I usually have someone in my life who breaks my heart a little bit. Their identity changes, and isn’t really important. What’s important is what they teach me.
Sometimes it’s one who walks away from me rather than toward me when I’m crying. Other times it’s one who cannot seem to find ten minutes to look at a photo I’ve taken or something precious I’ve created – a gesture that would mean the world. Then there’s one who talks over my tales and walks out of the room as I bubble with excitement of what I want to tell them. Or the one who scoffs at emotions they don’t share.
These someones say “I love you” often. They make this sound, this word, ‘love’ a habitual noise, a jumble of the alphabet, whenever they see me.
They say love, in these moments, they don’t DO it.
For all of us, at some time or another, our love for others becomes about our own comfort, rather than theirs. Our self esteem is linked to this love because it defines us “I’m a loving person” we tell ourselves “look what I do for them.” Maybe a lot. But when it’s about us rather than them, it’s self love, so lets not kid ourselves. It’s like buying your very favourite peanut butter for someone with a nut allergy. It’s not what they want, it’s us going through the motions for our own benefit.
“I love you” shouldn’t be a habit, it should be a promise – a promise to stretch yourself to be there for the other person as they want or need you.
Stretching for love feels good, it grows your heart and mind.
Doing love is different for everyone. It might mean taking five minutes to put on fresh clothes and some lipgloss before your husband gets home, and taking that moment in the frenzy of witching hour with the kids to take a breath when he walks in the door, to smile at him like you see him, wrap your arms around his neck and linger with a kiss even if you’re distracted by the pot on the stove.
It might be asking, rather than assuming, what your friend or partner wants to do with your time together.
It might be listening, really listening.
It might be trying to read your lovers face and moods without words, to become their own intuitive.

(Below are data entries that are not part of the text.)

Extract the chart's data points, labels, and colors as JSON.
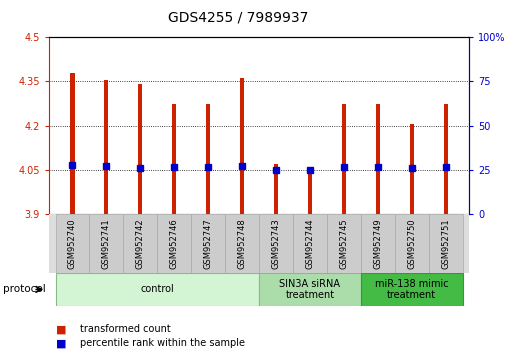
{
  "title": "GDS4255 / 7989937",
  "samples": [
    "GSM952740",
    "GSM952741",
    "GSM952742",
    "GSM952746",
    "GSM952747",
    "GSM952748",
    "GSM952743",
    "GSM952744",
    "GSM952745",
    "GSM952749",
    "GSM952750",
    "GSM952751"
  ],
  "bar_tops": [
    4.38,
    4.355,
    4.34,
    4.275,
    4.275,
    4.36,
    4.07,
    4.06,
    4.275,
    4.275,
    4.205,
    4.275
  ],
  "bar_bottom": 3.9,
  "percentile_left_values": [
    4.067,
    4.062,
    4.057,
    4.06,
    4.06,
    4.062,
    4.051,
    4.051,
    4.06,
    4.06,
    4.057,
    4.06
  ],
  "ylim_left": [
    3.9,
    4.5
  ],
  "ylim_right": [
    0,
    100
  ],
  "yticks_left": [
    3.9,
    4.05,
    4.2,
    4.35,
    4.5
  ],
  "ytick_labels_left": [
    "3.9",
    "4.05",
    "4.2",
    "4.35",
    "4.5"
  ],
  "yticks_right": [
    0,
    25,
    50,
    75,
    100
  ],
  "ytick_labels_right": [
    "0",
    "25",
    "50",
    "75",
    "100%"
  ],
  "bar_color": "#cc2200",
  "dot_color": "#0000cc",
  "grid_dotted_at": [
    4.05,
    4.2,
    4.35
  ],
  "protocol_groups": [
    {
      "label": "control",
      "start": 0,
      "end": 5,
      "color": "#d4f5d4",
      "edge_color": "#88bb88"
    },
    {
      "label": "SIN3A siRNA\ntreatment",
      "start": 6,
      "end": 8,
      "color": "#aaddaa",
      "edge_color": "#88bb88"
    },
    {
      "label": "miR-138 mimic\ntreatment",
      "start": 9,
      "end": 11,
      "color": "#44bb44",
      "edge_color": "#339933"
    }
  ],
  "protocol_label": "protocol",
  "legend_items": [
    {
      "label": "transformed count",
      "color": "#cc2200"
    },
    {
      "label": "percentile rank within the sample",
      "color": "#0000cc"
    }
  ],
  "bg_color": "#ffffff",
  "bar_width": 0.12,
  "tick_label_fontsize": 7,
  "title_fontsize": 10,
  "sample_fontsize": 6,
  "label_box_color": "#cccccc",
  "label_box_edge": "#aaaaaa"
}
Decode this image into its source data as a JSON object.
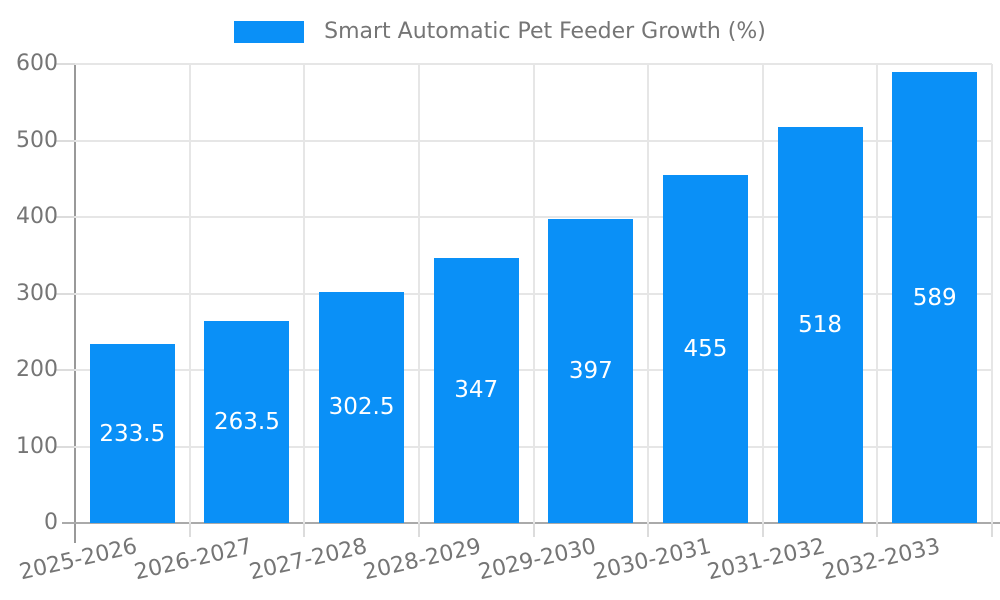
{
  "chart_data": {
    "type": "bar",
    "legend": {
      "label": "Smart Automatic Pet Feeder Growth (%)",
      "position": "top-center"
    },
    "categories": [
      "2025-2026",
      "2026-2027",
      "2027-2028",
      "2028-2029",
      "2029-2030",
      "2030-2031",
      "2031-2032",
      "2032-2033"
    ],
    "values": [
      233.5,
      263.5,
      302.5,
      347,
      397,
      455,
      518,
      589
    ],
    "value_labels": [
      "233.5",
      "263.5",
      "302.5",
      "347",
      "397",
      "455",
      "518",
      "589"
    ],
    "xlabel": "",
    "ylabel": "",
    "ylim": [
      0,
      600
    ],
    "yticks": [
      0,
      100,
      200,
      300,
      400,
      500,
      600
    ],
    "grid": true,
    "colors": {
      "bar": "#0a90f7",
      "value_label": "#ffffff",
      "text": "#757575",
      "grid": "#e6e6e6",
      "tick": "#dcdcdc",
      "y_axis": "#999999",
      "x_axis": "#aaaaaa",
      "background": "#ffffff"
    }
  }
}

Maybe it’s just really taking notice of the ceaseless chatter that is so important to your child. Maybe it’s saying “yes” in place of “I’m busy” when they come to you with wide eyes and open hearts.
It might be listening to a song with someone you love, to feel how the music talks to their soul.
Maybe it’s digging your heels in and staying grounded in moments your head is in the clouds, because your I love you can be the gift of your absolute presence.
It’s keeping ‘love’ as a verb, as it should be.
I used to believe the saying “Just because someone doesn’t love you the way you want them to doesn’t mean they don’t love you with all they have”. In a way it’s true, but it forgets something – everyone, every single one of us makes a choice in every moment. Every one of us is capable of more.
So today, I’m going to make mistakes, I’m not going to get everything right, but I’m going to DO love. With every cell of my being I’m going to stretch myself for my family. I’m going to listen to those Lego tales, marvel at drawings, mirror the excitement in my babies eyes as he finds a particularly exciting leaf.
And I’m going to take this gift those someones have given me that I called disappointment and turn it into something beautiful – an ‘I love you’ that I say with my actions.